Worunter leidet dieser neue, deutsche Volkskörper derzeit
wirklich? Die misslungene "Operation" von damals tut ihnen leid. Indem also
Juden in Deutschland hofiert werden, sollen die alten Verbrechen unter
Löschkalk verschwinden. Obendrauf das neue Deutschland, mit glücklichen
Juden, und sogar solchen, die vor laufender Kamera erklären, es gäbe für sie
absolut keinen Grund, sich nicht als vollwertige Deutsche zu empfinden. Und
jene ließen sich nicht mittels "Auschwitzkeule" nach Israel jagen.
Jeder wisse doch, wie schwer der Neuanfang in Israel wäre.
Das soziale Netz, wie in Deutschland, ist dort unbekannt. Die Araber
versuchen nebenbei unablässig sich ihrer Nachbaren zu erwehren. Ganz anders
Deutschland! Die Deutschen haben ihre Liebe zu Juden entdeckt. Sie haben
inzwischen auch damit aufgehört, uns Auschwitz zu verzeihen, um sich mit
einer gewissen Normalität in der Beziehung zu befassen. Denn, der gerechte
Kampf der Juden in Israel, die Empörung gegen den Terrorismus, in einigen
Bereichen auch die Kritik an israelischer Politik, und nun, endlich, das
Wiedererwachen rechtsradikaler Parteien - das Verhältnis der Deutschen zu
ihren Juden hat sich völlig entkrampft. Diese Normalität wissen die Juden in
Deutschland zu schätzen.
Erklärt ein Jude in Deutschland einem ebensolchen, er
würde demnächst das Land verlassen, um seiner Bestimmung gerecht zu werden
und sich in Israel nieder zu lassen, so erntet er nicht nur Bewunderung,
sondern eher Verwunderung und mitleidige Blicke. Bei der Hitze, bei der
Arbeitslosigkeit, bei der Bedrohung durch die Nachbarn diesen Herd des
Philosemitismus aufzugeben, dazu fehlt vielen, die sich das anhören, das
Verständnis. "Keine Angst, der rechte Sumpf wird bald von selbst
austrocknen- an eigener Unfähigkeit zugrunde gehen".

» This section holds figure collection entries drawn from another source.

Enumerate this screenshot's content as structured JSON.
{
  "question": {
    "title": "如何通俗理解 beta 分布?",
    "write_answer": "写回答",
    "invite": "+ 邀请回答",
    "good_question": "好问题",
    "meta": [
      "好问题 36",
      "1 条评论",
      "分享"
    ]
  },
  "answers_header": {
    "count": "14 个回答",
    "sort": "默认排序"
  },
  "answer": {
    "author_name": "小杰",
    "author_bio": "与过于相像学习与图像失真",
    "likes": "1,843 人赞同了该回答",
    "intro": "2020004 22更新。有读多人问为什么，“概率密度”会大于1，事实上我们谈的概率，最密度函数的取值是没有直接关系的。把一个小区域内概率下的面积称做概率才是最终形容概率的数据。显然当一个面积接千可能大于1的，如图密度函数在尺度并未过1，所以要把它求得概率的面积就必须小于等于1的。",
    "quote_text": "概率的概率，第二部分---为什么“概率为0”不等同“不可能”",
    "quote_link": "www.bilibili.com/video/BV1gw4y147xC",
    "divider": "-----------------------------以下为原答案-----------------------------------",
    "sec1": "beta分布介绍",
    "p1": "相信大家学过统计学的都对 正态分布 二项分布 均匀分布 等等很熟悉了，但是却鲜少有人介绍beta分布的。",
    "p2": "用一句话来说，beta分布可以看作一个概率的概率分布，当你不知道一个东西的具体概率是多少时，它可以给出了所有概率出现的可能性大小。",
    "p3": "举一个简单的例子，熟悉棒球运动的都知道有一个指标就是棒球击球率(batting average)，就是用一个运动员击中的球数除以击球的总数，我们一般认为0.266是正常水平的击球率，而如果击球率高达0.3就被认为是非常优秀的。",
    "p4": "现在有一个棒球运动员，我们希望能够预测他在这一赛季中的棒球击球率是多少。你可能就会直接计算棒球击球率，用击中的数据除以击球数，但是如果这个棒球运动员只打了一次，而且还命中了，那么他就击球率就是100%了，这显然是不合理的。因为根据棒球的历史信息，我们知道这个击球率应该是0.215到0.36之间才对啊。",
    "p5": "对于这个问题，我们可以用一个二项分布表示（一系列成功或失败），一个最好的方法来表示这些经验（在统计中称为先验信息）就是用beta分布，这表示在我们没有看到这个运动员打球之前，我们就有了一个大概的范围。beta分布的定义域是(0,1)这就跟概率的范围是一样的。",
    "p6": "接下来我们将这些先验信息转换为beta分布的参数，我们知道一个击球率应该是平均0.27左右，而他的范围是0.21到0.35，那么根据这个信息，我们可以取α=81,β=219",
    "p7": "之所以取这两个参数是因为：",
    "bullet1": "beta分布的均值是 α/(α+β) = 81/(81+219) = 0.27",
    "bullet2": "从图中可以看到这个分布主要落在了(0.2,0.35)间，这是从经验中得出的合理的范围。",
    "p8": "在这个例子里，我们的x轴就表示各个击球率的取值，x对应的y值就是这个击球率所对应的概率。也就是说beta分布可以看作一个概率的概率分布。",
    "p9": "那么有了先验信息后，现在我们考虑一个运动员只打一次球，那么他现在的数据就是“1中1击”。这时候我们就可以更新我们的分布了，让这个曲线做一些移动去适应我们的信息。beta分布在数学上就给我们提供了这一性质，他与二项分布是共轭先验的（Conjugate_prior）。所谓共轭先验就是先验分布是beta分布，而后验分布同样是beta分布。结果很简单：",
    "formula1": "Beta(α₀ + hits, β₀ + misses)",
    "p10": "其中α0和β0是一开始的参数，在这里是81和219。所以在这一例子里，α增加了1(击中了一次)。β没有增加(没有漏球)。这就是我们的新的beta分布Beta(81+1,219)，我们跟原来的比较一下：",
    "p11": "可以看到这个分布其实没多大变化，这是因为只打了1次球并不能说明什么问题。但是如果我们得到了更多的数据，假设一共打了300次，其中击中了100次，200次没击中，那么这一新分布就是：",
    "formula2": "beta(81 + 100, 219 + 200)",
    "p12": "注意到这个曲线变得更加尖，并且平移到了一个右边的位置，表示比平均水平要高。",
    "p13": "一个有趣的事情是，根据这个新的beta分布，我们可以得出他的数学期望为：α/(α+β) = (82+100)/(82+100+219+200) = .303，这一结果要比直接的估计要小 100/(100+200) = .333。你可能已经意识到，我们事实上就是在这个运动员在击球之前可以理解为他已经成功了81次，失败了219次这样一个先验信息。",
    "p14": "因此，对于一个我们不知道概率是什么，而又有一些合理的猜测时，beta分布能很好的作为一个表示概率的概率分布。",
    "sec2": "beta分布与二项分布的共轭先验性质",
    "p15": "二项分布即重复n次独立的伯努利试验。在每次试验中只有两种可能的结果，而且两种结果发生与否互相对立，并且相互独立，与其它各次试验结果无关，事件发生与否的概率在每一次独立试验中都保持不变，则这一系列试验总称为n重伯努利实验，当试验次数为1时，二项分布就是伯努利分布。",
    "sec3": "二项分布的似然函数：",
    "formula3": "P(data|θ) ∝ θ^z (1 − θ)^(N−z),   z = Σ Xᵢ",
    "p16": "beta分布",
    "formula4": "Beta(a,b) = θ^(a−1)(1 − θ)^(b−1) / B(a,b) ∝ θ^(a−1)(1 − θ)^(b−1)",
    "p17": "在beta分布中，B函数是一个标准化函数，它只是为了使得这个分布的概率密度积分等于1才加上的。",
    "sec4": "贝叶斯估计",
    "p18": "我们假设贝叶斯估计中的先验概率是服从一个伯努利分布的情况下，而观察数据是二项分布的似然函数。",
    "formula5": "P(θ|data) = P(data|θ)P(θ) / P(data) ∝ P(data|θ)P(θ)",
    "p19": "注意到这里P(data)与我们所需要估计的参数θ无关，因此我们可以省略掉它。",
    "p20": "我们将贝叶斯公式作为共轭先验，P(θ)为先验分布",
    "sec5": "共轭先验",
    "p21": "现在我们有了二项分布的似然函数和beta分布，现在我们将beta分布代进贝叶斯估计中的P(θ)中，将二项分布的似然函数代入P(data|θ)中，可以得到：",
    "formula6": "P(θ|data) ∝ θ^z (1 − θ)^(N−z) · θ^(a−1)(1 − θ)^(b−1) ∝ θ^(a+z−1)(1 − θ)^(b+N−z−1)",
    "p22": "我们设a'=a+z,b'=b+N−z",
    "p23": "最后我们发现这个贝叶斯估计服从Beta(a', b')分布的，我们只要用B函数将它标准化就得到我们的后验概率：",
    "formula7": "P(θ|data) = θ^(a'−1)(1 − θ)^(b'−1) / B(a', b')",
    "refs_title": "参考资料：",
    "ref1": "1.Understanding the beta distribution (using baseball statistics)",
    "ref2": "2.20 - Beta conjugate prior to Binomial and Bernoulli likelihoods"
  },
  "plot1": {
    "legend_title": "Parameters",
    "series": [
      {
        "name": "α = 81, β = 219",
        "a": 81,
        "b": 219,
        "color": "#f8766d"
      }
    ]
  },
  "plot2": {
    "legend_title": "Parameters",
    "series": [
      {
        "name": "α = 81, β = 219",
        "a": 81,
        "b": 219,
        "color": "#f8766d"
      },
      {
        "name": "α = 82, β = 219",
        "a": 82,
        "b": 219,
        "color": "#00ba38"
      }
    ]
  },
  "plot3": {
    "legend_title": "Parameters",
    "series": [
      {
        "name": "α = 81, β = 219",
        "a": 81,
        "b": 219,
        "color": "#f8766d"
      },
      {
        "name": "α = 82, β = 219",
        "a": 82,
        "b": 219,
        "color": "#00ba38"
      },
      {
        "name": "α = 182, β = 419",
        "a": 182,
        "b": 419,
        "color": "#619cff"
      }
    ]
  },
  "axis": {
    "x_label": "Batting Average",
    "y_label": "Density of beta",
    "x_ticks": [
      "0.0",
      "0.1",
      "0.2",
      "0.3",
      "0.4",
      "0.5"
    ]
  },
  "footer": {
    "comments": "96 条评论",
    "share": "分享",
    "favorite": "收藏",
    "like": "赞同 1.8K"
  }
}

Zurück bleibt eine Hassliebe. Die Erinnerung an die größte
Pleite aller Zeiten, läuft als peinlich berührter Harlekin durch die Reihen
der jüdischen Gemeinden in Deutschland. "Die werden doch nicht so dumm sein,
den gleichen Fehler zu wiederholen?" Mit dieser aufgesetzten Gewissheit lebt
es sich als Jude in Deutschland, als trüge man eine unsichtbare Panzerweste
unter der Unterwäsche, hoffend, dass die sicherlich noch vorhandenen "ewig
Gestrigen" die Sinnlosigkeit jedweden Antisemitismus' erkennen würden.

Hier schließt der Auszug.